Kellen Vetter, We Energies natural gas technician, had just missed his turn. His GPS recalculated, and that wrong turn suddenly put him in the right place at the right time.
As Vetter drove his We Energies emergency response truck down County Highway J in western Dane County, Wisconsin, suddenly he saw people frantically waving him down, shouting that a car had rolled over into a ditch. He pulled over immediately and ran about 50 feet into the woods, where he found a blue SUV on its side. Even before he saw it, he could hear the screaming. “[It] was so loud, it sounded horrifying,” he said.
A 65-year-old woman was trapped in the driver’s seat. As Vetter got down on the ground, asking if she was hurt, through her adrenaline and fear and pain, she gasped out, “I think my arm is severed.”
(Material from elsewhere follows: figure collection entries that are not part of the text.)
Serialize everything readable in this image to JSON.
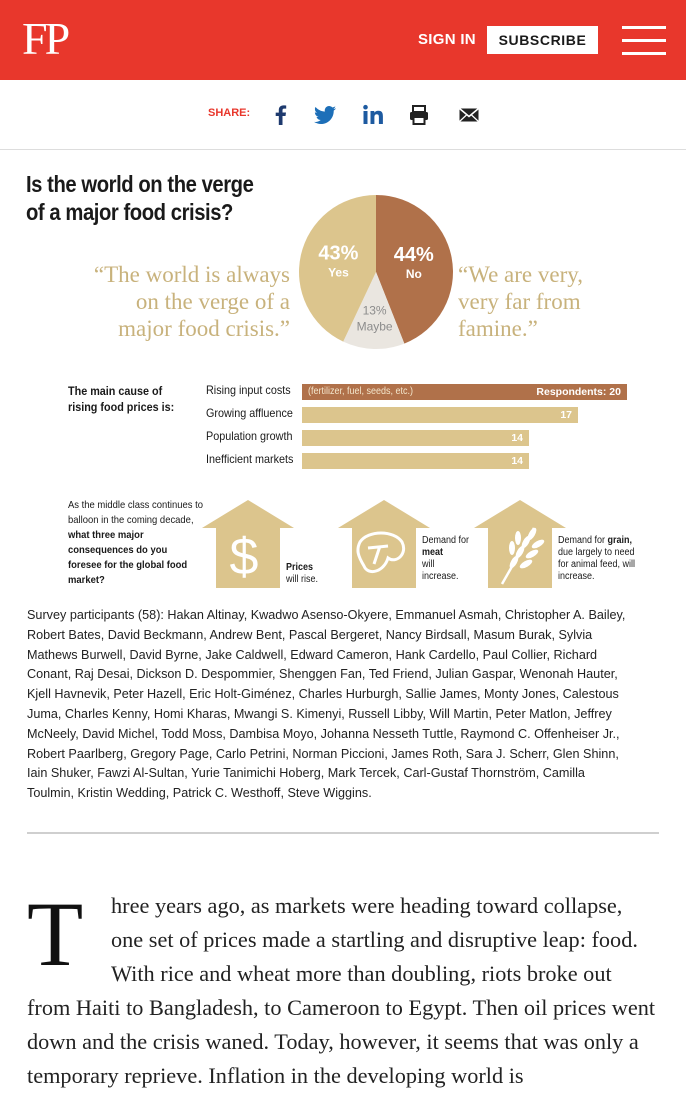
{
  "header": {
    "logo": "FP",
    "signin": "SIGN IN",
    "subscribe": "SUBSCRIBE",
    "brand_color": "#e8372c"
  },
  "share": {
    "label": "SHARE:",
    "icons": [
      "facebook-icon",
      "twitter-icon",
      "linkedin-icon",
      "print-icon",
      "email-icon"
    ]
  },
  "infographic": {
    "title_line1": "Is the world on the verge",
    "title_line2": "of a major food crisis?",
    "quote_left": [
      "“The world is always",
      "on the verge of a",
      "major food crisis.”"
    ],
    "quote_right": [
      "“We are very,",
      "very far from",
      "famine.”"
    ],
    "cause_label_line1": "The main cause of",
    "cause_label_line2": "rising food prices is:",
    "middle_question_html_parts": {
      "p1": "As the middle class continues to balloon in the coming decade,",
      "p2": "what three major consequences do you foresee for the global food market?"
    },
    "consequences": [
      {
        "icon": "dollar-house-icon",
        "text_bold": "Prices",
        "text_rest": "will rise."
      },
      {
        "icon": "steak-house-icon",
        "text_pre": "Demand for",
        "text_bold": "meat",
        "text_rest": "will increase."
      },
      {
        "icon": "wheat-house-icon",
        "text_pre": "Demand for",
        "text_bold": "grain,",
        "text_rest": "due largely to need for animal feed, will increase."
      }
    ]
  },
  "chart_data": [
    {
      "type": "pie",
      "slices": [
        {
          "label": "Yes",
          "value": 43,
          "display": "43%",
          "color": "#dcc58d"
        },
        {
          "label": "No",
          "value": 44,
          "display": "44%",
          "color": "#b0714a"
        },
        {
          "label": "Maybe",
          "value": 13,
          "display": "13%",
          "color": "#eae6e0"
        }
      ]
    },
    {
      "type": "bar",
      "categories": [
        "Rising input costs",
        "Growing affluence",
        "Population growth",
        "Inefficient markets"
      ],
      "values": [
        20,
        17,
        14,
        14
      ],
      "notes": [
        "(fertilizer, fuel, seeds, etc.)",
        "",
        "",
        ""
      ],
      "first_value_prefix": "Respondents: ",
      "colors": [
        "#b0714a",
        "#dcc58d",
        "#dcc58d",
        "#dcc58d"
      ]
    }
  ],
  "participants": "Survey participants (58): Hakan Altinay, Kwadwo Asenso-Okyere, Emmanuel Asmah, Christopher A. Bailey, Robert Bates, David Beckmann, Andrew Bent, Pascal Bergeret, Nancy Birdsall, Masum Burak, Sylvia Mathews Burwell, David Byrne, Jake Caldwell, Edward Cameron, Hank Cardello, Paul Collier, Richard Conant, Raj Desai, Dickson D. Despommier, Shenggen Fan, Ted Friend, Julian Gaspar, Wenonah Hauter, Kjell Havnevik, Peter Hazell, Eric Holt-Giménez, Charles Hurburgh, Sallie James, Monty Jones, Calestous Juma, Charles Kenny, Homi Kharas, Mwangi S. Kimenyi, Russell Libby, Will Martin, Peter Matlon, Jeffrey McNeely, David Michel, Todd Moss, Dambisa Moyo, Johanna Nesseth Tuttle, Raymond C. Offenheiser Jr., Robert Paarlberg, Gregory Page, Carlo Petrini, Norman Piccioni, James Roth, Sara J. Scherr, Glen Shinn, Iain Shuker, Fawzi Al-Sultan, Yurie Tanimichi Hoberg, Mark Tercek, Carl-Gustaf Thornström, Camilla Toulmin, Kristin Wedding, Patrick C. Westhoff, Steve Wiggins.",
  "article": {
    "dropcap": "T",
    "text": "hree years ago, as markets were heading toward collapse, one set of prices made a startling and disruptive leap: food. With rice and wheat more than doubling, riots broke out from Haiti to Bangladesh, to Cameroon to Egypt. Then oil prices went down and the crisis waned. Today, however, it seems that was only a temporary reprieve. Inflation in the developing world is"
  }
}
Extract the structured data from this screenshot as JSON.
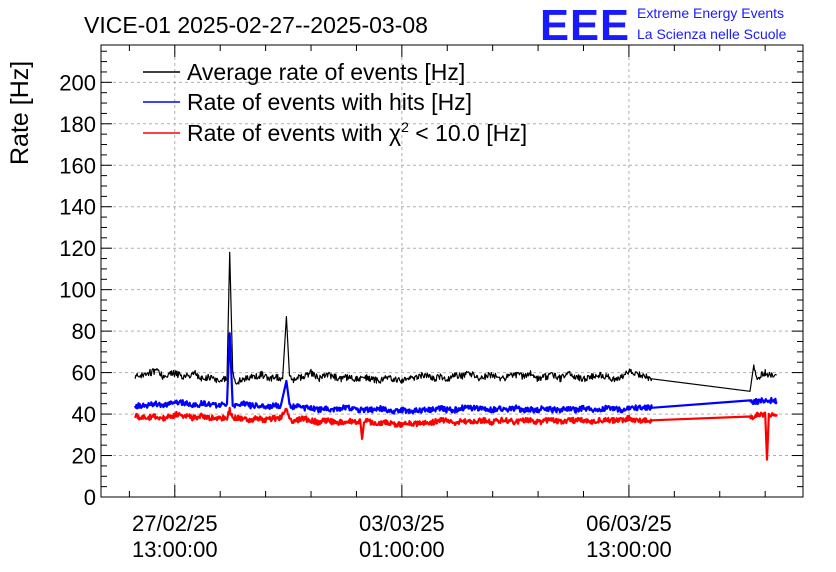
{
  "chart_data": {
    "type": "line",
    "title": "VICE-01 2025-02-27--2025-03-08",
    "xlabel": "",
    "ylabel": "Rate [Hz]",
    "ylim": [
      0,
      218
    ],
    "y_ticks": [
      0,
      20,
      40,
      60,
      80,
      100,
      120,
      140,
      160,
      180,
      200
    ],
    "xlim_hours": [
      -19.5,
      166
    ],
    "x_ticks": [
      {
        "hours": 0,
        "date": "27/02/25",
        "time": "13:00:00"
      },
      {
        "hours": 60,
        "date": "03/03/25",
        "time": "01:00:00"
      },
      {
        "hours": 120,
        "date": "06/03/25",
        "time": "13:00:00"
      }
    ],
    "legend": {
      "position": "top-left",
      "entries": [
        {
          "label": "Average rate of events [Hz]",
          "color": "#000000"
        },
        {
          "label": "Rate of events with hits [Hz]",
          "color": "#0000ff"
        },
        {
          "label_pre": "Rate of events with ",
          "label_chi": "χ",
          "label_sup": "2",
          "label_post": " < 10.0 [Hz]",
          "color": "#ff0000"
        }
      ]
    },
    "series": [
      {
        "name": "Average rate of events",
        "color": "#000000",
        "x_hours": [
          -10.5,
          -8,
          -5,
          -3,
          -1,
          1,
          3,
          5,
          7,
          9,
          11,
          13.8,
          14.5,
          15.3,
          16,
          17,
          19,
          21,
          23,
          25,
          27,
          28.5,
          29.5,
          30.3,
          31,
          32,
          34,
          36,
          38,
          40,
          42,
          44,
          46,
          48,
          50,
          52,
          54,
          56,
          58,
          60,
          62,
          64,
          66,
          68,
          70,
          72,
          74,
          76,
          78,
          80,
          82,
          84,
          86,
          88,
          90,
          92,
          94,
          96,
          98,
          100,
          102,
          104,
          106,
          108,
          110,
          112,
          114,
          116,
          118,
          120,
          121,
          123,
          126,
          152,
          153,
          154,
          155,
          156,
          157,
          159
        ],
        "values": [
          58,
          59,
          61,
          58,
          60,
          59,
          58,
          60,
          57,
          58,
          56,
          57,
          118,
          60,
          54,
          56,
          57,
          58,
          59,
          57,
          58,
          57,
          87,
          59,
          56,
          57,
          58,
          60,
          57,
          59,
          58,
          57,
          58,
          57,
          58,
          57,
          56,
          58,
          57,
          56,
          57,
          58,
          59,
          57,
          58,
          57,
          59,
          58,
          60,
          57,
          58,
          59,
          57,
          58,
          59,
          58,
          60,
          57,
          58,
          59,
          57,
          60,
          58,
          57,
          58,
          59,
          58,
          57,
          58,
          61,
          59,
          59,
          57,
          51,
          63,
          57,
          59,
          60,
          59,
          59
        ]
      },
      {
        "name": "Rate of events with hits",
        "color": "#0000ff",
        "x_hours": [
          -10.5,
          -8,
          -5,
          -3,
          -1,
          1,
          3,
          5,
          7,
          9,
          11,
          13.8,
          14.5,
          15.3,
          16,
          18,
          20,
          22,
          24,
          26,
          28,
          29.5,
          30.3,
          31,
          32,
          34,
          36,
          38,
          40,
          42,
          44,
          46,
          48,
          50,
          52,
          54,
          56,
          58,
          60,
          62,
          64,
          66,
          68,
          70,
          72,
          74,
          76,
          78,
          80,
          82,
          84,
          86,
          88,
          90,
          92,
          94,
          96,
          98,
          100,
          102,
          104,
          106,
          108,
          110,
          112,
          114,
          116,
          118,
          120,
          122,
          126,
          152,
          154,
          156,
          159
        ],
        "values": [
          44,
          44,
          45,
          44,
          45,
          46,
          45,
          44,
          45,
          45,
          44,
          45,
          79,
          45,
          44,
          45,
          44,
          44,
          43,
          44,
          44,
          56,
          44,
          43,
          44,
          43,
          43,
          42,
          43,
          42,
          43,
          43,
          42,
          42,
          42,
          43,
          42,
          41,
          42,
          41,
          42,
          42,
          42,
          43,
          42,
          42,
          43,
          43,
          43,
          42,
          42,
          43,
          42,
          43,
          42,
          42,
          42,
          43,
          42,
          42,
          43,
          42,
          43,
          42,
          42,
          43,
          43,
          42,
          43,
          43,
          43,
          46,
          46,
          47,
          46
        ]
      },
      {
        "name": "Rate of events with chi2 < 10.0",
        "color": "#ff0000",
        "x_hours": [
          -10.5,
          -8,
          -5,
          -3,
          -1,
          1,
          3,
          5,
          7,
          9,
          11,
          13.8,
          14.5,
          15.3,
          16,
          18,
          20,
          22,
          24,
          26,
          28,
          29.5,
          30.3,
          31,
          32,
          34,
          36,
          38,
          40,
          42,
          44,
          46,
          48,
          49,
          49.5,
          50,
          52,
          54,
          56,
          58,
          60,
          62,
          64,
          66,
          68,
          70,
          72,
          74,
          76,
          78,
          80,
          82,
          84,
          86,
          88,
          90,
          92,
          94,
          96,
          98,
          100,
          102,
          104,
          106,
          108,
          110,
          112,
          114,
          116,
          118,
          120,
          122,
          126,
          152,
          154,
          156,
          156.5,
          157,
          159
        ],
        "values": [
          39,
          38,
          39,
          38,
          39,
          40,
          39,
          38,
          39,
          38,
          38,
          38,
          42,
          39,
          38,
          38,
          37,
          38,
          37,
          38,
          38,
          42,
          38,
          37,
          37,
          38,
          37,
          36,
          37,
          36,
          36,
          37,
          36,
          37,
          28,
          37,
          36,
          35,
          36,
          35,
          35,
          36,
          35,
          36,
          36,
          37,
          37,
          36,
          37,
          36,
          37,
          37,
          36,
          37,
          37,
          36,
          37,
          37,
          36,
          37,
          37,
          36,
          37,
          37,
          37,
          36,
          37,
          37,
          37,
          37,
          38,
          37,
          37,
          38,
          40,
          40,
          18,
          40,
          40
        ]
      }
    ]
  },
  "branding": {
    "logo": "EEE",
    "line1": "Extreme Energy Events",
    "line2": "La Scienza nelle Scuole"
  }
}
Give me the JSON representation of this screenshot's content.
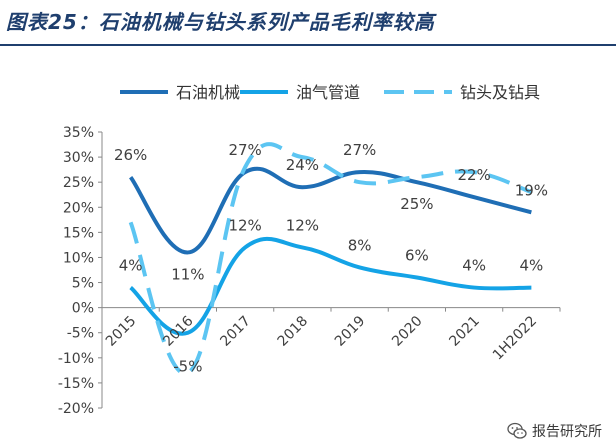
{
  "title": "图表25：石油机械与钻头系列产品毛利率较高",
  "watermark": {
    "text": "报告研究所",
    "icon": "wechat-icon"
  },
  "chart_data": {
    "type": "line",
    "categories": [
      "2015",
      "2016",
      "2017",
      "2018",
      "2019",
      "2020",
      "2021",
      "1H2022"
    ],
    "ylim": [
      -0.2,
      0.35
    ],
    "yticks": [
      0.35,
      0.3,
      0.25,
      0.2,
      0.15,
      0.1,
      0.05,
      0.0,
      -0.05,
      -0.1,
      -0.15,
      -0.2
    ],
    "ytick_labels": [
      "35%",
      "30%",
      "25%",
      "20%",
      "15%",
      "10%",
      "5%",
      "0%",
      "-5%",
      "-10%",
      "-15%",
      "-20%"
    ],
    "legend_position": "top",
    "series": [
      {
        "name": "石油机械",
        "color": "#1f6eb5",
        "dash": "solid",
        "values": [
          0.26,
          0.11,
          0.27,
          0.24,
          0.27,
          0.25,
          0.22,
          0.19
        ],
        "labels": [
          "26%",
          "11%",
          "27%",
          "24%",
          "27%",
          "25%",
          "22%",
          "19%"
        ]
      },
      {
        "name": "油气管道",
        "color": "#14a3e6",
        "dash": "solid",
        "values": [
          0.04,
          -0.05,
          0.12,
          0.12,
          0.08,
          0.06,
          0.04,
          0.04
        ],
        "labels": [
          "4%",
          "-5%",
          "12%",
          "12%",
          "8%",
          "6%",
          "4%",
          "4%"
        ]
      },
      {
        "name": "钻头及钻具",
        "color": "#5cc5f2",
        "dash": "dashed",
        "values": [
          0.17,
          -0.13,
          0.28,
          0.3,
          0.25,
          0.26,
          0.27,
          0.23
        ],
        "labels": []
      }
    ]
  }
}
Vetter, who joined We Energies in 2021, is a former U.S. Army paratrooper. In that moment, even more than his military training, he said, his We Energies training kicked in. “We have a No. 1 rule that when we are responding to an emergency, we are protecting lives. That is drilled into your head day one,” he said. “My first instinct is to get to where the people are and try to help them.”
He called out to ask if any of the bystanders had a belt. Another man near the car gave Vetter his. “I crawled down on my stomach, and I was talking to her … asking her what her name was,” said Vetter. “I told her to try to slow her breathing down because she kept saying she was really scared.”
Laying on broken glass and twisted metal, Vetter tightened the homemade tourniquet on the woman’s left arm. “I said, ‘It’s going to hurt, what I’m about to do, but it’s going to help you,’” he said. “She said it hurt, and I told her that’s how we know it’s working.”
Vetter then held her right hand, doing his best to keep her calm until Med Flight arrived. “She was telling me stuff like, ‘I don’t want to die,’ … and I’m like, ‘You’re not going to die,’ and ‘I’m going to stay here as long as I have to.’”
According to trauma experts, in the case of severe bleeding, every minute counts. Vetter’s actions are credited for helping to save the woman’s life.
“I really believe anyone from my work group would have done the same thing,” he said. “We’re in the business of gas, but at the same time, we’re providing service to people. You’re helping better their lives. … You’re really there to help people have a life, so that was kind of what I did when I showed up.”